A small, sharp smile broke through her normally reserved expression. A thrill of pure excitement sparked in her eyes—this was it. Her first real deployment. Without a word, she turned on her heel, sprinting toward the armory to suit up.

THE DOCKS

The situation had deteriorated. A concussive shockwave from Aftershock sent Alex skidding backward across the frost-covered concrete, his claws sparking against the ground as he fought to stop his momentum. He was breathing hard, muscles burning from constant evasion, ankle throbbing where he'd landed wrong.

He tapped his earpiece, voice strained over the roar of battle. "Leo, we're pinned down! We can't break their defensive line. We need reinforcements—send down a squad of the Vanguard Sentries, anything to draw their fire!"

In the control room, Leo watched the tactical map. "Hold your ground, Alex. She's on her way."

Stan, crouched behind a mangled shipping crate with his spider limbs retracted and sparking, tapped his own comms. "'She'? Since when do the Vanguard Sentries have a gender?"

Leo allowed a rare smirk to cross his face. "You'll find out soon enough."

He immediately switched his channel back to Lexi. She was already in transit, moving at breakneck speed. "I've locked the coordinates to your HUD, Lexi. The vanguard is falling apart out there. Get in there and show them exactly what we've been working on."

Several grueling minutes passed on the battlefield. The Titronz were backed against the edge of the harbor, the Outliers closing in for the final strike. Volt's hands were glowing with a blinding charge. Aftershock was raising his fists for a finishing blow. Alex's vision was tunneling, his feral side screaming to be unleashed—precision be damned.
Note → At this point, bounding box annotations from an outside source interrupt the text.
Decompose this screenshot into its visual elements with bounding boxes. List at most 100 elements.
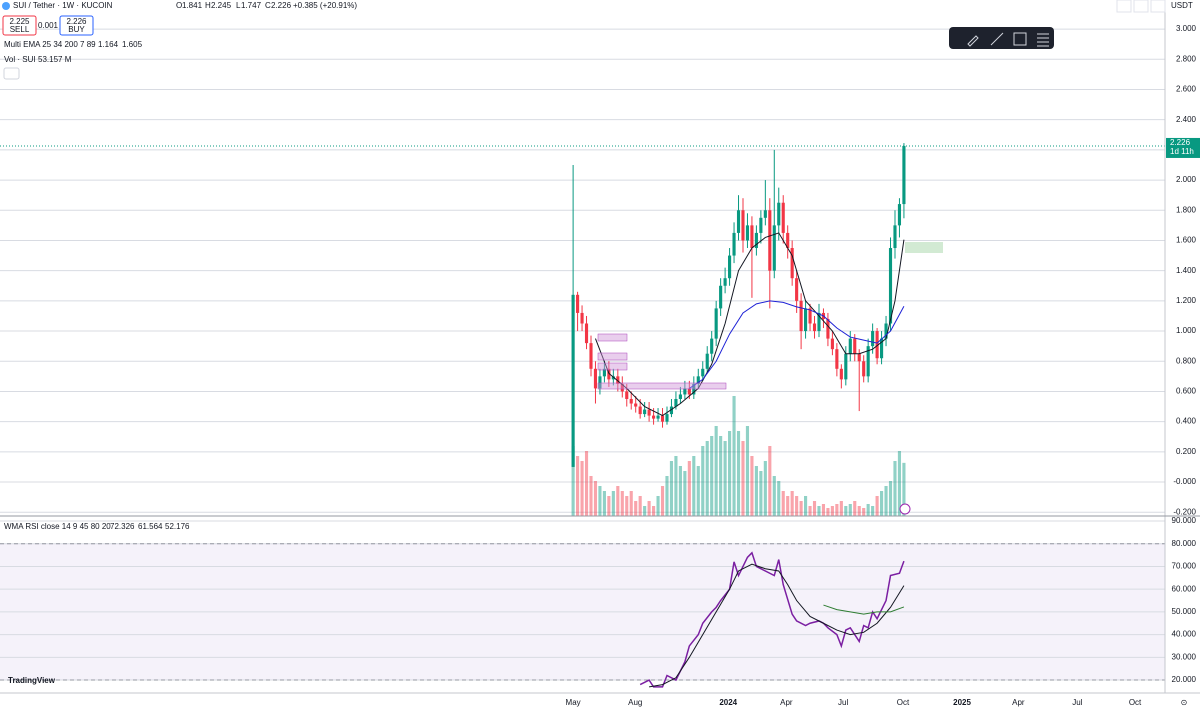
indicator-name[interactable]: Multi EMA 25 34 200 7 89: [4, 40, 96, 49]
volume-bar: [634, 501, 638, 516]
volume-bar: [902, 462, 906, 516]
collapse-button[interactable]: [3, 67, 20, 80]
volume-bar: [678, 466, 682, 516]
y-tick-label: 2.000: [1176, 175, 1197, 184]
x-tick-label: Apr: [780, 698, 793, 707]
candle-body: [799, 300, 803, 332]
volume-bar: [786, 496, 790, 516]
volume-bar: [817, 506, 821, 516]
candle-body: [696, 376, 700, 384]
volume-bar: [616, 486, 620, 516]
buy-price: 2.226: [66, 17, 87, 26]
candle-body: [835, 349, 839, 369]
volume-bar: [665, 476, 669, 516]
volume-bar: [808, 506, 812, 516]
candle-body: [871, 331, 875, 347]
volume-bar: [736, 431, 741, 516]
last-price-tag: [1166, 137, 1200, 158]
candle-body: [687, 388, 691, 395]
y-tick-label: -0.200: [1173, 507, 1196, 516]
volume-bar: [669, 461, 674, 516]
settings-icon[interactable]: ⊙: [1181, 698, 1188, 707]
zone: [905, 242, 943, 253]
alert-icon[interactable]: [899, 503, 911, 515]
y-tick-label: 1.000: [1176, 326, 1197, 335]
currency[interactable]: USDT: [1171, 1, 1193, 10]
candle-body: [830, 338, 834, 350]
volume-bar: [880, 491, 884, 516]
volume-bar: [593, 481, 598, 516]
candle-body: [728, 255, 732, 279]
y-tick-label: 2.800: [1176, 54, 1197, 63]
volume-bar: [835, 504, 839, 516]
volume-bar: [750, 456, 754, 516]
volume-bar: [580, 461, 584, 516]
y-tick-label: 1.200: [1176, 296, 1197, 305]
sell-button[interactable]: [2, 15, 37, 36]
volume-bar: [584, 451, 589, 516]
volume-bar: [741, 441, 745, 516]
candle-body: [616, 376, 620, 384]
volume-bar: [772, 476, 776, 516]
candle-body: [638, 406, 642, 415]
floating-toolbar: [949, 27, 1054, 49]
y-tick-label: 2.400: [1176, 115, 1197, 124]
y-tick-label: 0.600: [1176, 387, 1197, 396]
volume-bar: [768, 446, 772, 516]
volume-bar: [799, 501, 803, 516]
symbol[interactable]: SUI / Tether · 1W · KUCOIN: [13, 1, 113, 10]
grid: [0, 28, 1165, 681]
scroll-button[interactable]: [1116, 0, 1132, 13]
volume-bar: [728, 431, 732, 516]
candle-body: [665, 414, 669, 422]
volume-bar: [687, 461, 691, 516]
ohlc-label: C: [265, 1, 271, 10]
menu-tool[interactable]: [1037, 33, 1049, 47]
volume-bar: [620, 491, 624, 516]
x-tick-label: Apr: [1012, 698, 1025, 707]
volume-bar: [647, 501, 651, 516]
reset-button[interactable]: [1133, 0, 1149, 13]
rect-tool[interactable]: [1013, 32, 1027, 46]
volume-bar: [781, 491, 785, 516]
candle-body: [745, 225, 750, 241]
indicator-line: [823, 604, 905, 615]
x-tick-label: Oct: [1129, 698, 1142, 707]
candle-body: [812, 323, 817, 332]
y-tick-label: 50.000: [1172, 607, 1197, 616]
zone: [597, 352, 628, 361]
volume-bar: [701, 446, 705, 516]
volume-bar: [871, 506, 875, 516]
candle-body: [857, 353, 861, 362]
x-tick-label: Jul: [838, 698, 848, 707]
candle-body: [786, 232, 790, 249]
symbol-logo: [2, 2, 10, 10]
y-tick-label: 90.000: [1172, 516, 1197, 525]
candle-body: [580, 312, 584, 324]
candle-body: [652, 415, 656, 419]
sell-label: SELL: [10, 25, 30, 34]
y-tick-label: 2.600: [1176, 85, 1197, 94]
indicator-value: 53.157 M: [38, 55, 72, 64]
buy-button[interactable]: [59, 15, 94, 36]
candle-body: [777, 202, 781, 226]
candle-body: [629, 398, 633, 404]
candle-body: [750, 225, 754, 249]
volume-bar: [732, 396, 736, 516]
x-tick-label: Aug: [628, 698, 642, 707]
candle-body: [759, 217, 763, 233]
x-tick-label: 2025: [953, 698, 971, 707]
close-button[interactable]: [1150, 0, 1166, 13]
volume-bar: [826, 508, 830, 516]
line-tool[interactable]: [990, 32, 1004, 46]
brush-tool[interactable]: [967, 35, 979, 47]
candle-body: [817, 312, 821, 332]
y-tick-label: 1.800: [1176, 205, 1197, 214]
y-tick-label: 1.600: [1176, 236, 1197, 245]
indicator-name[interactable]: WMA RSI close 14 9 45 80 20: [4, 522, 111, 531]
indicator-name[interactable]: Vol · SUI: [4, 55, 36, 64]
candle-body: [714, 308, 718, 339]
volume-bar: [875, 496, 879, 516]
candle-body: [790, 248, 794, 279]
candle-body: [647, 409, 651, 416]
Then, the atmosphere shifted.

Through the thick, swirling fog of the harbor, a new silhouette materialized, cast long and imposing by the flickering, broken dock lights. It wasn't the clunky, mechanical bulk of a reinforcement drone, but the sleek, lethal outline of a hunter stepping seamlessly into the warzone. She was the backup they never saw coming, radiating a quiet, dangerous strength that made even the Outliers pause.

Cyril, hovering low with a damaged wing, caught the movement. "Guys... look."

Stan peeked out from behind his shredded cover, eyes widening. "Well... it's a she, alright."

The fog parted, and she stepped out into the pale moonlight. The team finally got a clear look at the armored, imposing presence of the girl who had just shifted the odds of the entire war.

Emma lowered her hands, her jaw dropping slightly. "Whoa..."

Stan let out a breathless laugh. "No way..."

Even Cyril exhaled sharp disbelief. Only Alex remained perfectly quiet, his eyes narrowing as he assessed the newest, most dangerous piece on the board.